Modify the System, Not the Person

“Benevolence” and “good intentions” have often had disastrous consequences for the disability community. Throughout history, “for their own good” has motivated and justified discrimination against us. The recent story about nine-year old Ashley, a child with severe disabilities, exemplifies this problem. When she was six, Ashley’s parents requested that their daughter be treated with medications (large doses of estrogen) to halt her physical growth, and with surgeries to remove her breasts and uterus. These interventions were undertaken at the Children’s Hospital of the University of Washington, School of Medicine in Seattle, after consultations with the medical center’s ethics committee. An article about the case appeared in the October 2006 issue of Archives of Pediatrics and Adolescent Medicine (160:1077-1078) and MSNBC first reported the story on November 1, 2006. Ashley is now nine years old, with an expected final height of 4’5″ and a weight of 75 pounds. The physicians involved with Ashley’s care have expressed the opinion that she will never achieve a cognitive level greater than that of a three-month old. Ashley’s parents, who call her their “Pillow Angel” (see their blog at http://ashleytreatment.spaces.live.com/blog/), argue that they can care for her more easily if she remains permanently small, and that she as well as they will benefit from these medical interventions. The case was reported by the Los Angeles Times, the Associated Press, CNN, and many other media outlets on January 4, and it has since raised a firestorm of debate.

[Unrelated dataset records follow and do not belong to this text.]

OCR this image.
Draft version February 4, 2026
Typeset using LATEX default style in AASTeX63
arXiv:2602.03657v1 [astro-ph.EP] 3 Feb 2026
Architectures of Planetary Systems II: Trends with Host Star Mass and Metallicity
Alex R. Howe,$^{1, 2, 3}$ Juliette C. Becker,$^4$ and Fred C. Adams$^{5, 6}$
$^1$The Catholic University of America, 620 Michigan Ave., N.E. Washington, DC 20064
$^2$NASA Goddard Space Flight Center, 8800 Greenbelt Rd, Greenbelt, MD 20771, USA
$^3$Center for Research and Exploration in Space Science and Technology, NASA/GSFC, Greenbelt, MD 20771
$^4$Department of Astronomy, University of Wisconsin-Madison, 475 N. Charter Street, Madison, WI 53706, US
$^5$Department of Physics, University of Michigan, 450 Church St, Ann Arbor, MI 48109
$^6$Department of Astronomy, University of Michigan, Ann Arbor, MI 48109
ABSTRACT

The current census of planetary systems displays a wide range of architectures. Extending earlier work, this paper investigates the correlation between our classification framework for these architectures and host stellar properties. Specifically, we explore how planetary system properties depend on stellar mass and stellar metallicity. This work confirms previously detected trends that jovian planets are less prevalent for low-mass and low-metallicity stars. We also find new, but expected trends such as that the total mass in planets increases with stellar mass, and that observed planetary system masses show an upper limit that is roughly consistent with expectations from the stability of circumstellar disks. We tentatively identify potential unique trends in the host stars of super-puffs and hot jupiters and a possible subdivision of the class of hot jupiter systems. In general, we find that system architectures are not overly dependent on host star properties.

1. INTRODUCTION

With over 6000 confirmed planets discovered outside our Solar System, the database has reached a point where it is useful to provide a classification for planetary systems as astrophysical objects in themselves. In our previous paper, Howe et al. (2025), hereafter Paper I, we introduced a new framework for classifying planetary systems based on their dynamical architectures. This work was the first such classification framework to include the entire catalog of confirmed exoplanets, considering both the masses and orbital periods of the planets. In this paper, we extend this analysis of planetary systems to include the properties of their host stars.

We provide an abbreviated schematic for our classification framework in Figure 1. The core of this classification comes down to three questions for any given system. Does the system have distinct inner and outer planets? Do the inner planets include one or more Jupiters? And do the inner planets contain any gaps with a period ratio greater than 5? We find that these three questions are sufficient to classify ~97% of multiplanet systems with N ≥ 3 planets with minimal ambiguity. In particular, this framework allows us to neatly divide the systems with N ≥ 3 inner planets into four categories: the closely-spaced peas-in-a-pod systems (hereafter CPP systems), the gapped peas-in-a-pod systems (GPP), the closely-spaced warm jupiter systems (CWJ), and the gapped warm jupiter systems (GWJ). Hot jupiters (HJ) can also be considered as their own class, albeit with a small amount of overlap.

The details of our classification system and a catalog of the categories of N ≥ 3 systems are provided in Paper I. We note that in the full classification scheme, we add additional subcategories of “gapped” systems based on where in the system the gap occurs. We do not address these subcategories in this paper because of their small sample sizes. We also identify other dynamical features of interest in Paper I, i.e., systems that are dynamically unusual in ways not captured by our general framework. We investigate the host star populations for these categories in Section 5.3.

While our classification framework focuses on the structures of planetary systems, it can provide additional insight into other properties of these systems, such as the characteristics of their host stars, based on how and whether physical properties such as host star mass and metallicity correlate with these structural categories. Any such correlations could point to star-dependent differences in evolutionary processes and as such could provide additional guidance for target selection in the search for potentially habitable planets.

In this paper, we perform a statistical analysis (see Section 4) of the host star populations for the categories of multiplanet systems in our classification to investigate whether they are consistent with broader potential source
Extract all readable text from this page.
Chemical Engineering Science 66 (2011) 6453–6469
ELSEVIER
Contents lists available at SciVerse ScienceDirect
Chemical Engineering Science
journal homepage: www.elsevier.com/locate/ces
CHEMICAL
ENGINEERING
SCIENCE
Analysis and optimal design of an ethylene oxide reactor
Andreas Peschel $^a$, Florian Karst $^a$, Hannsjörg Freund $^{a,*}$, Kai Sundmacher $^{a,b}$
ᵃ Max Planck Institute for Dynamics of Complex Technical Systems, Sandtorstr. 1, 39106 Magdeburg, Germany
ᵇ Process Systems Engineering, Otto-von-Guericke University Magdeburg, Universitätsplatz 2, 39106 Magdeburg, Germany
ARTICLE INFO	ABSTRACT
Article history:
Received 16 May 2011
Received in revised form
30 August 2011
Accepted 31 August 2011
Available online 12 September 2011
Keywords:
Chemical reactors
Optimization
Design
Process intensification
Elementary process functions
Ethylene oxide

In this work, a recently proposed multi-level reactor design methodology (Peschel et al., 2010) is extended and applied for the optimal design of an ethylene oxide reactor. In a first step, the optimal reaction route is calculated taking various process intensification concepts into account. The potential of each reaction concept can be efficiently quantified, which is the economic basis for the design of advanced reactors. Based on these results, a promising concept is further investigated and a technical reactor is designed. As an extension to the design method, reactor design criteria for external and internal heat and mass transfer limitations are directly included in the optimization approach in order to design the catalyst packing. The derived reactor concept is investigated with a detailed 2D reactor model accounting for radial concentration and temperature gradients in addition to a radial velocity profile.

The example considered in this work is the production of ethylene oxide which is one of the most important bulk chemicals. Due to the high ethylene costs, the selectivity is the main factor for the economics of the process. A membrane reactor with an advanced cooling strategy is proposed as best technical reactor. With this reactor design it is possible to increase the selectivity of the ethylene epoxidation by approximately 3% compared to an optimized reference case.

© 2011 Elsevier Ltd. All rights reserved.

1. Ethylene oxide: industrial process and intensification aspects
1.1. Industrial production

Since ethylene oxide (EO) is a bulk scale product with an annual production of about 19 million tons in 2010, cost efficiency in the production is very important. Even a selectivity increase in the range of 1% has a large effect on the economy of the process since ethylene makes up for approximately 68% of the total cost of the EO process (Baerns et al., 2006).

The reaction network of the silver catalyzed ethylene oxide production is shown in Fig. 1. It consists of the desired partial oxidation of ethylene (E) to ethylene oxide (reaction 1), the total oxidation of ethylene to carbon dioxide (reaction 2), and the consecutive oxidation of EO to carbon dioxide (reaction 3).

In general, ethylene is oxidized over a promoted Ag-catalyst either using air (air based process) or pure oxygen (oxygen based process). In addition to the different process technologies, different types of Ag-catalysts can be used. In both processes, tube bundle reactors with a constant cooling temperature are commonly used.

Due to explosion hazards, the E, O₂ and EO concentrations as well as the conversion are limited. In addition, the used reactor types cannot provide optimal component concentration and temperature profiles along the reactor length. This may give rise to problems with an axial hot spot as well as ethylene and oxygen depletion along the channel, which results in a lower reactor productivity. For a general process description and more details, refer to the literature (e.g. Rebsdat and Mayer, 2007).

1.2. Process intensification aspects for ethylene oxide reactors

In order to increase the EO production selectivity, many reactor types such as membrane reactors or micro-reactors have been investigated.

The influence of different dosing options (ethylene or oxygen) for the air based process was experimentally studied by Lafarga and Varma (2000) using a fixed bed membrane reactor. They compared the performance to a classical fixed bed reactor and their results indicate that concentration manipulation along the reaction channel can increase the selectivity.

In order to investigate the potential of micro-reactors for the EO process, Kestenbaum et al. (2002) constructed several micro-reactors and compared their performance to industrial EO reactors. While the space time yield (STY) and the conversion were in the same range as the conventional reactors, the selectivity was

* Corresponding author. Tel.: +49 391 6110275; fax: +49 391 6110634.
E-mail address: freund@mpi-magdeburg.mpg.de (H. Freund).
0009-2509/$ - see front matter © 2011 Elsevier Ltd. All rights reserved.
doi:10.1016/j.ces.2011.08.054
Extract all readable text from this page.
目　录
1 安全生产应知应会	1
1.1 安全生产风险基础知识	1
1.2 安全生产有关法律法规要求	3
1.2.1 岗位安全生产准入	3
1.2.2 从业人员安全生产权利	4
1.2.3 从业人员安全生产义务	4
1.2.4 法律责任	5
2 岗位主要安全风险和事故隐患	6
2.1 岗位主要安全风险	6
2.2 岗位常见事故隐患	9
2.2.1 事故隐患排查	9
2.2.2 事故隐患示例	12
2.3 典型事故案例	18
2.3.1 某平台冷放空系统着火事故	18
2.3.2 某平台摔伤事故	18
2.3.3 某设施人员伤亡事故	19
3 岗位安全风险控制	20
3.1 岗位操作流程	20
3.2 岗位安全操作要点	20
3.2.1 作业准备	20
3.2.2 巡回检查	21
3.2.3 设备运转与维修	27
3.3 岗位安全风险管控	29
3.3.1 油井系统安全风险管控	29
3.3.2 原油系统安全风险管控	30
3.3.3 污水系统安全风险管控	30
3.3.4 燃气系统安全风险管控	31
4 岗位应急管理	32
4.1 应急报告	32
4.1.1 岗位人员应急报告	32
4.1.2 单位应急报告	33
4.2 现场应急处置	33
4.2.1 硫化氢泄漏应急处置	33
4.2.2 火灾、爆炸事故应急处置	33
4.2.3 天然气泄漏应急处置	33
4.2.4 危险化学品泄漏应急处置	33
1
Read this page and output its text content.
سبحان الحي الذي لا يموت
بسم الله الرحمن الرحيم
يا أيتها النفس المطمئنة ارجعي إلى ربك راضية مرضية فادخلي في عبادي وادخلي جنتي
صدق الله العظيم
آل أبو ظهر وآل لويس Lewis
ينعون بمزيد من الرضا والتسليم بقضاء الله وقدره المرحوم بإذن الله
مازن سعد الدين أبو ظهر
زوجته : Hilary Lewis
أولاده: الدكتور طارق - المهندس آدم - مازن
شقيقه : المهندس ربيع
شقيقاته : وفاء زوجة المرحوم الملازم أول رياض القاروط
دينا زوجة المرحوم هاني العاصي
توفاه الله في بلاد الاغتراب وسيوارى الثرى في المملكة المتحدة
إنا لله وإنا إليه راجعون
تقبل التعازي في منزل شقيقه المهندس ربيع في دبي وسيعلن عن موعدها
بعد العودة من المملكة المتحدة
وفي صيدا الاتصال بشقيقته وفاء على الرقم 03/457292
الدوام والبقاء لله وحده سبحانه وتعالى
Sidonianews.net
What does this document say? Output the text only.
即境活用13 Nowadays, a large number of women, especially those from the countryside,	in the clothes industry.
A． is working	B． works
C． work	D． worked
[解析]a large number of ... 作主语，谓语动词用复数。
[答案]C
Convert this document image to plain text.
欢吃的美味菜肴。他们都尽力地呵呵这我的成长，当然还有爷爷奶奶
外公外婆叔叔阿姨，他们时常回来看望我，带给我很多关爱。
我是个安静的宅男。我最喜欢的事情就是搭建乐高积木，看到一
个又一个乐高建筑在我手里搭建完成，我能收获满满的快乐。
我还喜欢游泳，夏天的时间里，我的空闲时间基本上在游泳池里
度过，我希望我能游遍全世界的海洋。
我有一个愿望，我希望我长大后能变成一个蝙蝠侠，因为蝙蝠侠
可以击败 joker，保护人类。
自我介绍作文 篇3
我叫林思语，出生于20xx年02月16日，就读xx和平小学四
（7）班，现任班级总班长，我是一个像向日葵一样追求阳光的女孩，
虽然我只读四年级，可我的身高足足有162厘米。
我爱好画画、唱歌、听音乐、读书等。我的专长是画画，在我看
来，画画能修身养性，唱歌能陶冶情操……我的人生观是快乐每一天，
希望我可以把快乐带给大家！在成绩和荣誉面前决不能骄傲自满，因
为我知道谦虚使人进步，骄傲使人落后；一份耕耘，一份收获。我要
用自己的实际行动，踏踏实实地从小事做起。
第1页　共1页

We deeply empathize with parents who face difficult issues raising children with significant physical and intellectual disabilities. However, we hold as non-negotiable the principle that personal and physical autonomy of all people with disabilities be regarded as sacrosanct. For decades, parents, families, and the disability community have been fighting for this principle, and for community-based services for children and adults that make it a reality. Their advocacy led to enactment of state and federal laws in the 1970s that establish extensive rights to full personhood for children and adults with disabilities. These laws were passed to remedy our shameful history of abuse and mistreatment of people just like Ashley.

As parents and adults with disabilities, our experience demonstrates unequivocally that all people with disabilities can be an integral part of home and community, if needed help and support is available. It is not always easy to find home care workers who are competent and empathetic. Too often, we must fight to persuade social service and healthcare bureaucracies that help at home and appropriate equipment such as adapted wheelchairs and mechanical lifts are essential and fundamental to our autonomy. However, if these problems seem insurmountable, or cannot as a practical matter be surmounted, as Ashley’s parents suggest, then it is all our duty to change the system so it works rather than find novel ways to modify people so that they will more easily “fit” a flawed system.

Where, we wonder, was the network of programs and services that exist in every state when Ashley’s family decided the best option was to employ medical procedures that violated their daughter’s autonomy and personhood? Were other families whose children have disabilities like Ashley’s asked to talk about their experiences and how they solved problems as their children grew to adulthood? Where were the social workers and advocates who should be providing alternative perspectives? Why did the system fail this family and their daughter? That, it seems to us, is a fundamental question.

Beyond these apparent institutional failures, the conduct of Ashley’s physicians and the ethics committee’s decision in this tragic story should be widely questioned – there are future implications for other families and their children who have significant impairments. We rely on healthcare professionals to alleviate pain and suffering and maintain functionality, not decide when someone is worthy of holding human rights. After decades of struggle to enshrine the human rights of people with disabilities in law and policy and to challenge the overwhelming prejudice, negative attitudes, and misperceptions that are widely held about people with intellectual disabilities, this sad and puzzling episode must not mark a turning point for those hard-won gains.

It is ironic in light of this story that the United Nations General Assembly recently adopted the first convention of the twenty-first century – the Convention on the Protection and Promotion of the Rights and Dignity of Persons with Disabilities. Recognizing that the rights of people with disabilities to autonomy and personhood are still violated by many nations around the world, Article 17 of the Convention, entitled “Protecting the integrity of the person,” reads, “Every person with disabilities has a right to respect for his or her physical and mental integrity on an equal basis with others.” In our view, Ashley has been denied her basic human rights through draconian interventions to her person.